Guillemette Laurent signe au théâtre Océan Nord une mise en scène somptueuse de la Musica deuxième de Marguerite Duras.
Marguerite Duras écrit la Musica en 1965 dans le cadre d’une commande de fiction radiophonique pour la BBC. Le texte est ensuite adapté au théâtre mais semble incomplet, inachevé au regard de Duras qui, vingt ans plus tard, crée un deuxième acte : la Musica deuxième.
L’histoire de la Musica deuxième est a priori et somme toute commune, puisqu’elle décrit un événement classique dans l’évolution du duo amoureux : une rupture. Ma rupture, pourtant, ne ressemble pas à la tienne, aussi peu que ma douleur, mon chagrin, mon après puissent être comparables aux tiens. Celle des protagonistes de la Musica est pourtant unique au monde et parle – il est bien là le talent – à chacun des spectateurs présents.

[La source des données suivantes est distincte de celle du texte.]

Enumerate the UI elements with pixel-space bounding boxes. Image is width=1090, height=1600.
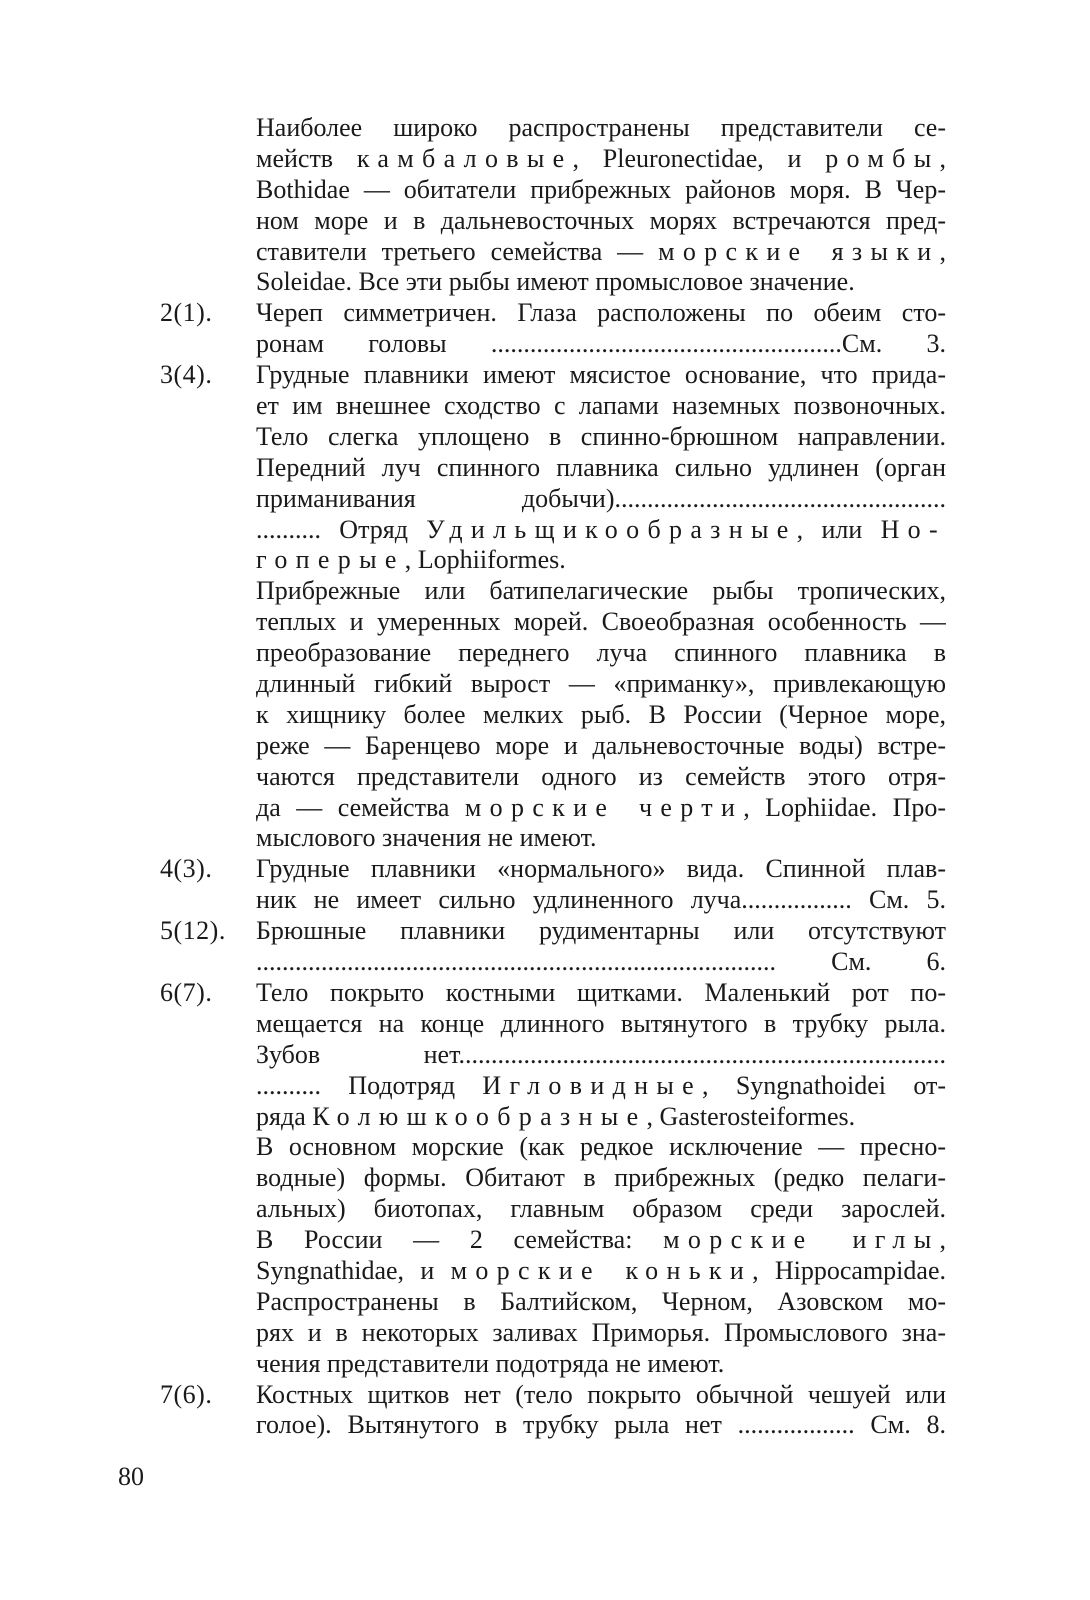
text-segment: В основном морские (как редкое исключение — пресно-	[256, 1132, 946, 1162]
text-line	[0, 1102, 1090, 1133]
line-text	[256, 638, 946, 669]
line-text	[256, 576, 946, 607]
spaced-taxon-name: гоперые	[256, 545, 405, 575]
line-text	[256, 1349, 946, 1380]
text-segment: Прибрежные или батипелагические рыбы тропических,	[256, 576, 946, 606]
text-line	[0, 1349, 1090, 1380]
text-line	[0, 175, 1090, 206]
text-segment: мещается на конце длинного вытянутого в трубку рыла.	[256, 1008, 946, 1038]
line-text	[256, 823, 946, 854]
line-text	[256, 1287, 946, 1318]
line-text	[256, 206, 946, 237]
spaced-taxon-name: морские коньки	[450, 1255, 753, 1285]
spaced-taxon-name: морские черти	[464, 792, 744, 822]
text-segment: Костных щитков нет (тело покрыто обычной чешуей или	[256, 1379, 946, 1409]
text-segment: мейств	[256, 143, 357, 173]
text-segment: рях и в некоторых заливах Приморья. Промыслового зна-	[256, 1317, 946, 1347]
text-line	[0, 1225, 1090, 1256]
line-text	[256, 1225, 946, 1256]
text-segment: .......... Подотряд	[256, 1070, 483, 1100]
text-segment: ник не имеет сильно удлиненного луча................. См. 5.	[256, 885, 946, 915]
text-segment: к хищнику более мелких рыб. В России (Черное море,	[256, 699, 946, 729]
line-text	[256, 1163, 946, 1194]
text-segment: Брюшные плавники рудиментарны или отсутствуют	[256, 916, 946, 946]
text-line	[0, 700, 1090, 731]
text-line	[0, 978, 1090, 1009]
text-line	[0, 1256, 1090, 1287]
text-line	[0, 1410, 1090, 1441]
text-line	[0, 762, 1090, 793]
line-text	[256, 916, 946, 947]
text-line	[0, 1132, 1090, 1163]
text-segment: альных) биотопах, главным образом среди зарослей.	[256, 1194, 946, 1224]
line-text	[256, 1009, 946, 1040]
text-line	[0, 545, 1090, 576]
text-line	[0, 360, 1090, 391]
line-text	[256, 700, 946, 731]
text-segment: .......... Отряд	[256, 514, 427, 544]
text-segment: теплых и умеренных морей. Своеобразная особенность —	[256, 607, 946, 637]
line-text	[256, 391, 946, 422]
text-segment: чаются представители одного из семейств этого отря-	[256, 761, 946, 791]
text-segment: ,	[939, 143, 946, 173]
text-line	[0, 1163, 1090, 1194]
line-text	[256, 607, 946, 638]
key-step-number: 3(4).	[160, 360, 213, 390]
text-segment: ронам головы ......................................................См. 3.	[256, 329, 946, 359]
text-line	[0, 638, 1090, 669]
text-segment: Syngnathidae, и	[256, 1255, 451, 1285]
text-line	[0, 113, 1090, 144]
text-line	[0, 1318, 1090, 1349]
text-line	[0, 329, 1090, 360]
page-number: 80	[118, 1462, 144, 1491]
text-segment: Грудные плавники имеют мясистое основание, что прида-	[256, 360, 946, 390]
text-line	[0, 731, 1090, 762]
line-text	[256, 1102, 946, 1133]
line-text	[256, 947, 946, 978]
text-segment: Наиболее широко распространены представители се-	[256, 113, 946, 142]
text-segment: ,	[939, 1225, 946, 1255]
text-line	[0, 823, 1090, 854]
line-text	[256, 762, 946, 793]
text-segment: ставители третьего семейства —	[256, 236, 659, 266]
text-line	[0, 144, 1090, 175]
text-line	[0, 854, 1090, 885]
text-segment: да — семейства	[256, 792, 465, 822]
spaced-taxon-name: Но-	[880, 514, 946, 544]
text-line	[0, 947, 1090, 978]
text-segment: В России — 2 семейства:	[256, 1225, 664, 1255]
spaced-taxon-name: камбаловые	[356, 143, 573, 173]
text-segment: мыслового значения не имеют.	[256, 823, 597, 853]
text-segment: Тело слегка уплощено в спинно-брюшном направлении.	[256, 421, 946, 451]
text-segment: ряда	[256, 1101, 313, 1131]
text-line	[0, 484, 1090, 515]
text-segment: реже — Баренцево море и дальневосточные воды) встре-	[256, 730, 946, 760]
line-text	[256, 854, 946, 885]
text-line	[0, 1040, 1090, 1071]
text-segment: преобразование переднего луча спинного плавника в	[256, 638, 946, 668]
line-text	[256, 669, 946, 700]
text-segment: Распространены в Балтийском, Черном, Азовском мо-	[256, 1286, 946, 1316]
text-line	[0, 1380, 1090, 1411]
text-segment: Череп симметричен. Глаза расположены по обеим сто-	[256, 298, 946, 328]
text-segment: , Syngnathoidei от-	[702, 1070, 946, 1100]
line-text	[256, 1132, 946, 1163]
text-line	[0, 206, 1090, 237]
line-text	[256, 484, 946, 515]
line-text	[256, 1256, 946, 1287]
text-line	[0, 237, 1090, 268]
text-line	[0, 607, 1090, 638]
text-line	[0, 793, 1090, 824]
line-text	[256, 978, 946, 1009]
text-segment: голое). Вытянутого в трубку рыла нет .................. См. 8.	[256, 1410, 946, 1440]
text-line	[0, 453, 1090, 484]
text-segment: Bothidae — обитатели прибрежных районов моря. В Чер-	[256, 174, 946, 204]
line-text	[256, 545, 946, 576]
text-segment: , или	[796, 514, 881, 544]
line-text	[256, 360, 946, 391]
text-segment: длинный гибкий вырост — «приманку», привлекающую	[256, 669, 946, 699]
text-segment: , Lophiiformes.	[404, 545, 566, 575]
spaced-taxon-name: морские иглы	[663, 1225, 940, 1255]
text-segment: , Hippocampidae.	[752, 1255, 946, 1285]
line-text	[256, 1410, 946, 1441]
line-text	[256, 144, 946, 175]
text-line	[0, 298, 1090, 329]
text-segment: ,	[939, 236, 946, 266]
line-text	[256, 298, 946, 329]
text-segment: Soleidae. Все эти рыбы имеют промысловое значение.	[256, 267, 855, 297]
line-text	[256, 731, 946, 762]
line-text	[256, 1380, 946, 1411]
line-text	[256, 1318, 946, 1349]
key-step-number: 2(1).	[160, 298, 213, 328]
text-line	[0, 1194, 1090, 1225]
text-line	[0, 267, 1090, 298]
line-text	[256, 113, 946, 144]
text-line	[0, 1071, 1090, 1102]
text-segment: ................................................................................ См. 6.	[256, 947, 946, 977]
text-segment: чения представители подотряда не имеют.	[256, 1348, 725, 1378]
text-segment: водные) формы. Обитают в прибрежных (редко пелаги-	[256, 1163, 946, 1193]
text-segment: , Pleuronectidae, и	[572, 143, 826, 173]
line-text	[256, 453, 946, 484]
text-line	[0, 515, 1090, 546]
text-line	[0, 916, 1090, 947]
identification-key-text	[0, 113, 1090, 1441]
spaced-taxon-name: ромбы	[825, 143, 940, 173]
text-segment: приманивания добычи)...................................................	[256, 483, 946, 513]
text-segment: , Lophiidae. Про-	[743, 792, 946, 822]
line-text	[256, 793, 946, 824]
line-text	[256, 267, 946, 298]
key-step-number: 5(12).	[160, 916, 226, 946]
line-text	[256, 1194, 946, 1225]
text-line	[0, 391, 1090, 422]
text-segment: Зубов нет...........................................................................	[256, 1039, 946, 1069]
text-segment: Грудные плавники «нормального» вида. Спинной плав-	[256, 854, 946, 884]
line-text	[256, 885, 946, 916]
text-segment: , Gasterosteiformes.	[646, 1101, 856, 1131]
spaced-taxon-name: морские языки	[658, 236, 940, 266]
text-line	[0, 1287, 1090, 1318]
text-line	[0, 576, 1090, 607]
key-step-number: 4(3).	[160, 854, 213, 884]
line-text	[256, 1071, 946, 1102]
key-step-number: 7(6).	[160, 1379, 213, 1409]
text-line	[0, 669, 1090, 700]
text-segment: Тело покрыто костными щитками. Маленький рот по-	[256, 977, 946, 1007]
key-step-number: 6(7).	[160, 977, 213, 1007]
line-text	[256, 1040, 946, 1071]
line-text	[256, 175, 946, 206]
line-text	[256, 329, 946, 360]
line-text	[256, 515, 946, 546]
spaced-taxon-name: Колюшкообразные	[312, 1101, 647, 1131]
text-line	[0, 885, 1090, 916]
line-text	[256, 422, 946, 453]
text-segment: ет им внешнее сходство с лапами наземных позвоночных.	[256, 391, 946, 421]
text-segment: ном море и в дальневосточных морях встречаются пред-	[256, 205, 946, 235]
spaced-taxon-name: Игловидные	[482, 1070, 703, 1100]
text-line	[0, 422, 1090, 453]
text-segment: Передний луч спинного плавника сильно удлинен (орган	[256, 452, 946, 482]
line-text	[256, 237, 946, 268]
text-line	[0, 1009, 1090, 1040]
spaced-taxon-name: Удильщикообразные	[426, 514, 797, 544]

Anne-Marie et Michel se sont aimés, se sont séparés et, désespoir oblige, ont songé respectivement au suicide ou au meurtre. Plus tard, ils s’en sont remis, croient-ils, et se sont tournés vers d’autres. Ils se retrouvent à la veille de la signature de l’acte de divorce au tribunal, pour voir. Voir ce qu’il reste d’eux et de ce qu’ils se portent.
La pièce débute par une sorte de théâtre dans le théâtre, comme pour laisser au spectateur le temps de s’immiscer dans l’intimité du couple et, davantage encore, d’être pris à partie. Feu le couple tantôt se vouvoie, tantôt se tutoie, comme rattrapés ci et là par eux-mêmes, ce qu’ils formaient ensemble.
Une table, des chaises, un canapé, un téléphone au fond de la scène composent le décor sobre de la pièce. Ils rient, ils pleurent aussi, s’avouent, règlent des comptes, se veulent, ne veulent plus rien d’autre qui puisse ressembler à ce qu’ils ont été. Ni avec toi ni sans toi, nous connaissons bien ça. L’histoire se déroule de nuit, à l’heure bleue, celle où l’on n’est nu quoi qu’on en veuille.
L’entêtante bande sonore est dans la langue bien connue de Duras et aussi dans le choix, très éclectique, des quelques mélodies : d’un Alex Beaupain, bien contemporain, à Beethoven recommandé par l’auteur.
Yoann Blanc et Catherine Salée, tous deux vus à la télévision dans la Trêve dernièrement (mais pas que !), incarnent, sans clichés dits durassiens , sans trop de sérieux ni de silences, ce couple véritablement habité. La mise en scène de Guillemette Laurent, audacieuse par son dépouillement et son réalisme, fait se côtoyer des « vêtements de tous les jours » en guise de costumes et une lumière brute qui inclut le spectateur.
À nous, ça a rappelé bien des choses, reposé bien des questions : pourquoi la langue de Duras nous obsède, et l’amour aussi, pourquoi l’amour ? Parce que l’amour.